Text by Lauri Laanisto
A book chapter for a change. Review of all the volatile organic compounds that plants emit when they experience 1) high temperatures; 2) low temperatures; 3) drought; 4) flooding. Thus, this review covers most of the main factors of abiotic stress, more or less following the same topical build-up than couple of macroecological and macrophysiological papers from past decade, like Niinemets & Valladares 2006 EcolMonogr (link to full text) and Laanisto & Niinemets 2015 GEB (link to full text) (link to blog post). Except it does not cover shading. But not to worry. We´ll also have a fresh review paper (Grubb review nr 3) out about shade and how it affects plants (link to full text) – I´ll be blogging about that one in the coming days. Anyways – it seems the next step would be to put all this knowledge together, from BVOCs to species biogeography and phylogenetic background. Simple, ehh…
Citation: Copolovici, L., & Niinemets, Ü. (2016). Environmental Impacts on Plant Volatile Emission. In: Deciphering Chemical Language of Plant Communication (pp. 35-59), Blande, J. D., & Glinwood, R. (Eds.), Springer International Publishing. (link to full text)

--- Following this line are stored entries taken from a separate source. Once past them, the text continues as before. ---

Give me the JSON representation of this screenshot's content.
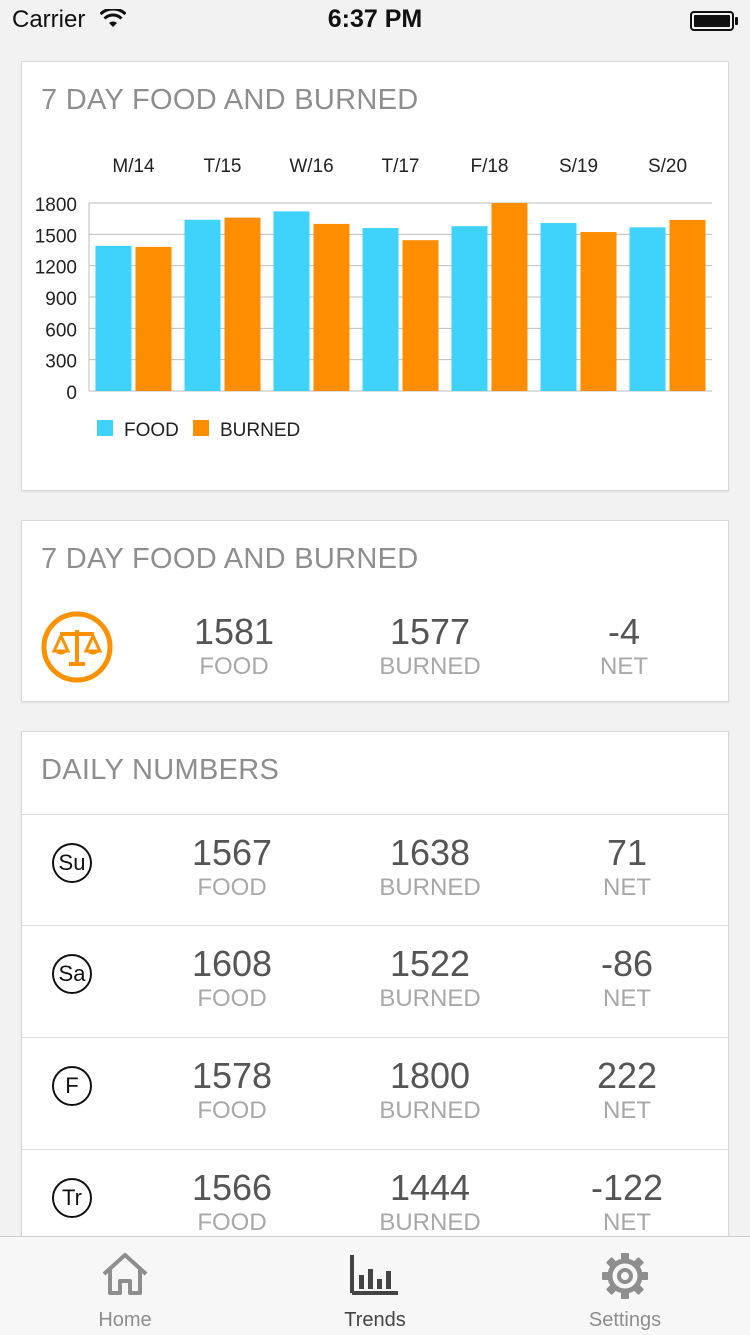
{
  "status_bar": {
    "carrier": "Carrier",
    "time": "6:37 PM",
    "wifi_icon": "wifi-icon",
    "battery_icon": "battery-icon"
  },
  "colors": {
    "food": "#3fd3fb",
    "burned": "#fd8e02",
    "accent": "#fd9100"
  },
  "chart_card": {
    "title": "7 DAY FOOD AND BURNED",
    "chart_data": {
      "type": "bar",
      "categories": [
        "M/14",
        "T/15",
        "W/16",
        "T/17",
        "F/18",
        "S/19",
        "S/20"
      ],
      "series": [
        {
          "name": "FOOD",
          "values": [
            1390,
            1640,
            1720,
            1560,
            1578,
            1608,
            1567
          ]
        },
        {
          "name": "BURNED",
          "values": [
            1380,
            1660,
            1600,
            1444,
            1800,
            1522,
            1638
          ]
        }
      ],
      "y_ticks": [
        0,
        300,
        600,
        900,
        1200,
        1500,
        1800
      ],
      "ylim": [
        0,
        1800
      ],
      "grid": true,
      "legend": "bottom-left"
    }
  },
  "summary_card": {
    "title": "7 DAY FOOD AND BURNED",
    "icon": "scale-icon",
    "food": {
      "value": "1581",
      "label": "FOOD"
    },
    "burned": {
      "value": "1577",
      "label": "BURNED"
    },
    "net": {
      "value": "-4",
      "label": "NET"
    }
  },
  "daily_card": {
    "title": "DAILY NUMBERS",
    "rows": [
      {
        "day": "Su",
        "food": "1567",
        "burned": "1638",
        "net": "71",
        "food_label": "FOOD",
        "burned_label": "BURNED",
        "net_label": "NET"
      },
      {
        "day": "Sa",
        "food": "1608",
        "burned": "1522",
        "net": "-86",
        "food_label": "FOOD",
        "burned_label": "BURNED",
        "net_label": "NET"
      },
      {
        "day": "F",
        "food": "1578",
        "burned": "1800",
        "net": "222",
        "food_label": "FOOD",
        "burned_label": "BURNED",
        "net_label": "NET"
      },
      {
        "day": "Tr",
        "food": "1566",
        "burned": "1444",
        "net": "-122",
        "food_label": "FOOD",
        "burned_label": "BURNED",
        "net_label": "NET"
      }
    ]
  },
  "tab_bar": {
    "tabs": [
      {
        "label": "Home",
        "icon": "home-icon",
        "active": false
      },
      {
        "label": "Trends",
        "icon": "bar-chart-icon",
        "active": true
      },
      {
        "label": "Settings",
        "icon": "gear-icon",
        "active": false
      }
    ]
  }
}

Plants in their natural environment are often exposed to a variety of environmental stresses. This chapter emphasises the importance of distinguishing among stress effects on constitutive and stress-induced volatile emissions and, within constitutive emissions, among stress effects on emissions from specialised storage compartments (storage emissions) and de novo emissions. Among constitutive emissions, de novo emissions are typically more sensitive to stress than storage emissions. Depending on stress severity, the emission response is either physiological or the emission response is controlled at the gene expression level. This chapter analyses the impacts of heat, cold, drought and waterlogging stresses on constitutive and induced emissions, highlights similarities and differences of various stresses on volatile release and outlines the gaps in knowledge. We argue that for a fully mechanistic understanding of environmental impacts on plant chemical communication channels, more work is needed to obtain quantitative stress dose versus emission responses for different stresses in species of differing stress tolerance.